If you enjoy hardware and software freedom at work, tell me about it in the comments!

Google Docs to surpass Office in a year

Now this is interesting. Comments from Google’s president of the enterprise division indicate he believes that Google Docs will “reach a ‘point of capability’ next year that it will serve the ‘vast majority’s needs.'”

He acknowledged that Docs is currently “much less mature” than Google Mail or Calendar. “We know it. We wouldn’t ask people to get rid of Microsoft Office and use Google Docs because it is not mature yet,” he said.

But this is expected to change in about a year, after the company’s introduces another “30 to 50” updates.

Less mature by a long shot in my experience. Every time I’ve tried to edit spreadsheets using the software I’ve thrown my hands up in frustration very early on in each attempt. Granted, I think I’m nearing the stage of “advanced” Excel user (I should hope I am by now anyway), but I find the assertion that Google Docs will be eclipsing Office in only a year’s time to be unbelievable.

We shall see once those 30-50 updates are released into the wild. For now, hang on to your desktop office suite if you’re producing professional documents.

Has anyone else attempted to use Google Docs (or Zoho) to replace Office for professional work? How did it turn out?

Ethics enhanced by clean smells

I wonder if this is something businesses (including accounting firms) might want to look into: A study at Brigham Young University has found that people are “unconsciously fairer and more generous” in clean-smelling environments.

The research found a dramatic improvement in ethical behavior with just a few spritzes of citrus-scented Windex.

The researchers see implications for workplaces, retail stores and other organizations that have relied on traditional surveillance and security measures to enforce rules.

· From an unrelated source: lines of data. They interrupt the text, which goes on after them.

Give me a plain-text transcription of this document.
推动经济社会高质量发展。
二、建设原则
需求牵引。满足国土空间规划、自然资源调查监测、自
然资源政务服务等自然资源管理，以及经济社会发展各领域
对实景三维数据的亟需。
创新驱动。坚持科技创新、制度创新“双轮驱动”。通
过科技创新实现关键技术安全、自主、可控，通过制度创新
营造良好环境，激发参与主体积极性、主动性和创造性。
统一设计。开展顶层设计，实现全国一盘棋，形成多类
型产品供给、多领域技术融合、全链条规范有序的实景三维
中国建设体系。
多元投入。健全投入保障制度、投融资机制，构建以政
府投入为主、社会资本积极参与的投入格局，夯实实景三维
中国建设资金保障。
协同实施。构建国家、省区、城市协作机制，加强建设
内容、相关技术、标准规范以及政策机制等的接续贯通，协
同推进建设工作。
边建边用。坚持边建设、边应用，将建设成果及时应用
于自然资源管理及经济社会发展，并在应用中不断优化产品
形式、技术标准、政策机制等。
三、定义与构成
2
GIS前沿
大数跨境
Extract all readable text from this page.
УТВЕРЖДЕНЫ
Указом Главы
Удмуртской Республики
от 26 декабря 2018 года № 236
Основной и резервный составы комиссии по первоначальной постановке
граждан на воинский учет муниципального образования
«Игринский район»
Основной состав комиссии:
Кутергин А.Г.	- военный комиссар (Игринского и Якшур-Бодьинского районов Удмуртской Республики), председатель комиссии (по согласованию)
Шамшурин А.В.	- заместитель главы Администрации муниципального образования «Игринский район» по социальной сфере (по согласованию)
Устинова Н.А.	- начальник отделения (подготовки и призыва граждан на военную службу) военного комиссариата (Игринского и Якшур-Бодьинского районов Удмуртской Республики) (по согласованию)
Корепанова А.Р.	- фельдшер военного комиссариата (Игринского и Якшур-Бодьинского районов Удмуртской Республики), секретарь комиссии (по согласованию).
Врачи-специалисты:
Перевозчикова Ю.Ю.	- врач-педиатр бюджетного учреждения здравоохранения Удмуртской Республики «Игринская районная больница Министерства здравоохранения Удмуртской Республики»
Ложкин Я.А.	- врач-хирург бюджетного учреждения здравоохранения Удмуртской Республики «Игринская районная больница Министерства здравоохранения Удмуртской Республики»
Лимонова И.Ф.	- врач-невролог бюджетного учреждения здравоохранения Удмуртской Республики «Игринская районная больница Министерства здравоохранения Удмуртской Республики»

“Companies often employ heavy-handed interventions to regulate conduct, but they can be costly or oppressive,” said [Katie Liljenquist, assistant professor of organizational leadership at BYU’s Marriott School of Management], whose office smells quite average. “This is a very simple, unobtrusive way to promote ethical behavior.”

I wonder if the persistence of a citrus smell at a business would affect the assessment of audit risk for that business? Maybe a cost-effective way to justify reduced audit testing? I can see it now: “Well, the assessment says we test a sample of 25, but does anyone else smell lemons?”

The study is at this point still “soon to be published,” but the article at BYU’s website details the tests performed to support the conclusions.

Continuous auditing

I wanted to draw your attention to an article that recently appeared on CFO.com about continuous auditing, mainly because the topic is one which is as misunderstood as it is trendy.

Continuous auditing is generally held to be an automated approach. Increasingly it is assumed to mean examining all data relevant to the audit being performed, rather than the historical norm of examining supposedly representative samples.

On top of this, the IIA defines it as “any method used to perform audit-related activities on a more continuous or continual basis.”

Rutgers University professor Miklos Vasarhelyi, calls it “an audit that happens immediately after or closely after a particular event.”

The article describes some examples of companies which have attempted to implement continuous auditing. The conclusion one reaches is that no one really audits continuously, but a few companies have managed to put in place some automatic testing using software like ACL that can reduce the work they have to perform on those transactions when they perform their “non-continuous” audits or highlight areas to investigate further.

This, I think, is good enough and valuable in its own right. Letting machines handle the menial tasks and freeing up audit staff to focus on bigger issues is a pattern as old as the industrial revolution.